Rebecca Curtis’s Lisnagar Oscar ran his best race for some time, finishing third in the Cleeve behind Paisley Park and Champ, and though he deserves to have a crack at regaining his Stayers Hurdle crown he will do well to finish in the money.

At Doncaster James Bowen won the Grade 2 River Don Novices Hurdle, an Albert Bartlett trial, riding Mahler Mission for John C McConnell.  Sean Bowen has ridden most of the County Meath trainer’s UK runners and it’s been a fruitful association, with 10 winners from 30 rides.  Now James is 2-5 for the Irish yard. 

After drawing a blank in December James Davies rode his third winner in the month of January at Doncaster, when Hard To Forget capitalised on his opponents’ wayward jumping.

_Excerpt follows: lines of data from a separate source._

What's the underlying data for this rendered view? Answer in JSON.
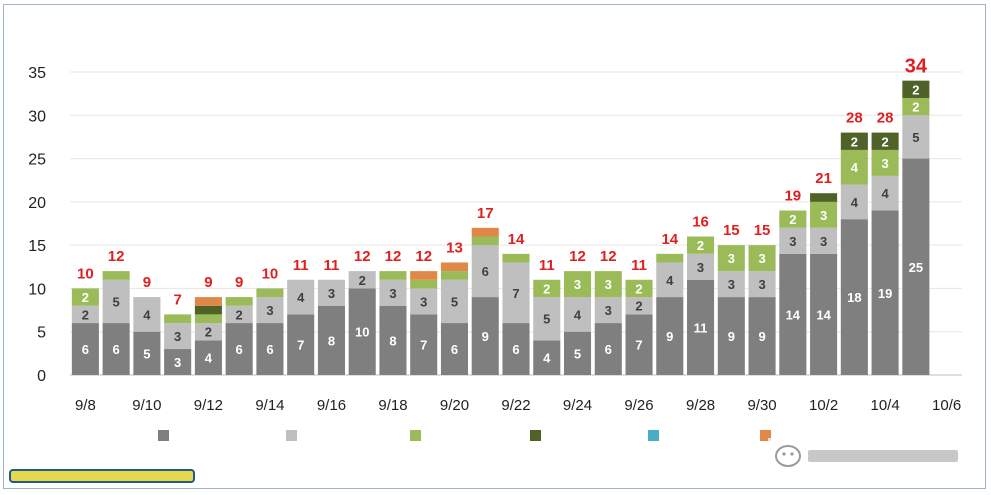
{
  "colors": {
    "series": [
      "#7f7f7f",
      "#bfbfbf",
      "#9bbb59",
      "#4f6228",
      "#4bacc6",
      "#e0884a"
    ],
    "total_label": "#e02020",
    "segment_label_dark": "#ffffff",
    "segment_label_light": "#404040",
    "axis_text": "#222222",
    "grid": "#e6e6e6",
    "frame": "#9fb4c4"
  },
  "chart_data": {
    "type": "bar",
    "stacked": true,
    "title": "",
    "xlabel": "",
    "ylabel": "",
    "ylim": [
      0,
      35
    ],
    "yticks": [
      0,
      5,
      10,
      15,
      20,
      25,
      30,
      35
    ],
    "grid": true,
    "legend_position": "bottom",
    "categories": [
      "9/8",
      "9/9",
      "9/10",
      "9/11",
      "9/12",
      "9/13",
      "9/14",
      "9/15",
      "9/16",
      "9/17",
      "9/18",
      "9/19",
      "9/20",
      "9/21",
      "9/22",
      "9/23",
      "9/24",
      "9/25",
      "9/26",
      "9/27",
      "9/28",
      "9/29",
      "9/30",
      "10/1",
      "10/2",
      "10/3",
      "10/4",
      "10/5",
      "10/6"
    ],
    "tick_labels": [
      "9/8",
      "9/10",
      "9/12",
      "9/14",
      "9/16",
      "9/18",
      "9/20",
      "9/22",
      "9/24",
      "9/26",
      "9/28",
      "9/30",
      "10/2",
      "10/4",
      "10/6"
    ],
    "series": [
      {
        "values": [
          6,
          6,
          5,
          3,
          4,
          6,
          6,
          7,
          8,
          10,
          8,
          7,
          6,
          9,
          6,
          4,
          5,
          6,
          7,
          9,
          11,
          9,
          9,
          14,
          14,
          18,
          19,
          25,
          0
        ]
      },
      {
        "values": [
          2,
          5,
          4,
          3,
          2,
          2,
          3,
          4,
          3,
          2,
          3,
          3,
          5,
          6,
          7,
          5,
          4,
          3,
          2,
          4,
          3,
          3,
          3,
          3,
          3,
          4,
          4,
          5,
          0
        ]
      },
      {
        "values": [
          2,
          1,
          0,
          1,
          1,
          1,
          1,
          0,
          0,
          0,
          1,
          1,
          1,
          1,
          1,
          2,
          3,
          3,
          2,
          1,
          2,
          3,
          3,
          2,
          3,
          4,
          3,
          2,
          0
        ]
      },
      {
        "values": [
          0,
          0,
          0,
          0,
          1,
          0,
          0,
          0,
          0,
          0,
          0,
          0,
          0,
          0,
          0,
          0,
          0,
          0,
          0,
          0,
          0,
          0,
          0,
          0,
          1,
          2,
          2,
          2,
          0
        ]
      },
      {
        "values": [
          0,
          0,
          0,
          0,
          0,
          0,
          0,
          0,
          0,
          0,
          0,
          0,
          0,
          0,
          0,
          0,
          0,
          0,
          0,
          0,
          0,
          0,
          0,
          0,
          0,
          0,
          0,
          0,
          0
        ]
      },
      {
        "values": [
          0,
          0,
          0,
          0,
          1,
          0,
          0,
          0,
          0,
          0,
          0,
          1,
          1,
          1,
          0,
          0,
          0,
          0,
          0,
          0,
          0,
          0,
          0,
          0,
          0,
          0,
          0,
          0,
          0
        ]
      }
    ],
    "segment_labels": [
      [
        6,
        6,
        5,
        3,
        4,
        6,
        6,
        7,
        8,
        10,
        8,
        7,
        6,
        9,
        6,
        4,
        5,
        6,
        7,
        9,
        11,
        9,
        9,
        14,
        14,
        18,
        19,
        25,
        null
      ],
      [
        2,
        5,
        4,
        3,
        2,
        2,
        3,
        4,
        3,
        2,
        3,
        3,
        5,
        6,
        7,
        5,
        4,
        3,
        2,
        4,
        3,
        3,
        3,
        3,
        3,
        4,
        4,
        5,
        null
      ],
      [
        2,
        null,
        null,
        null,
        null,
        null,
        null,
        null,
        null,
        null,
        null,
        null,
        null,
        null,
        null,
        2,
        3,
        3,
        2,
        null,
        2,
        3,
        3,
        2,
        3,
        4,
        3,
        2,
        null
      ],
      [
        null,
        null,
        null,
        null,
        null,
        null,
        null,
        null,
        null,
        null,
        null,
        null,
        null,
        null,
        null,
        null,
        null,
        null,
        null,
        null,
        null,
        null,
        null,
        null,
        null,
        2,
        2,
        2,
        null
      ],
      [
        null,
        null,
        null,
        null,
        null,
        null,
        null,
        null,
        null,
        null,
        null,
        null,
        null,
        null,
        null,
        null,
        null,
        null,
        null,
        null,
        null,
        null,
        null,
        null,
        null,
        null,
        null,
        null,
        null
      ],
      [
        null,
        null,
        null,
        null,
        null,
        null,
        null,
        null,
        null,
        null,
        null,
        null,
        null,
        null,
        null,
        null,
        null,
        null,
        null,
        null,
        null,
        null,
        null,
        null,
        null,
        null,
        null,
        null,
        null
      ]
    ],
    "totals": [
      10,
      12,
      9,
      7,
      9,
      9,
      10,
      11,
      11,
      12,
      12,
      12,
      13,
      17,
      14,
      11,
      12,
      12,
      11,
      14,
      16,
      15,
      15,
      19,
      21,
      28,
      28,
      34,
      null
    ]
  }
}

David Probert’s sizzling start to the year continued with a treble at Kempton on Saturday evening.  The first of them was an odds-on Godolphin horse trained by Charlie Appleby.  Wales’s top flat jockey had just one ride for the stable last year – which won – and so far in 2022 the combination has had three winners from four runners.  Could this be a sign of even better things to come?

That keeps Probert 13 clear of Hollie Doyle in the race for the Arc All-Weather Championship, which runs from October until Easter.  He also leads the jockeys’ table for wins in the 2022 calendar year with 20 so far, and more are expected from his rides at this week’s all-weather meetings.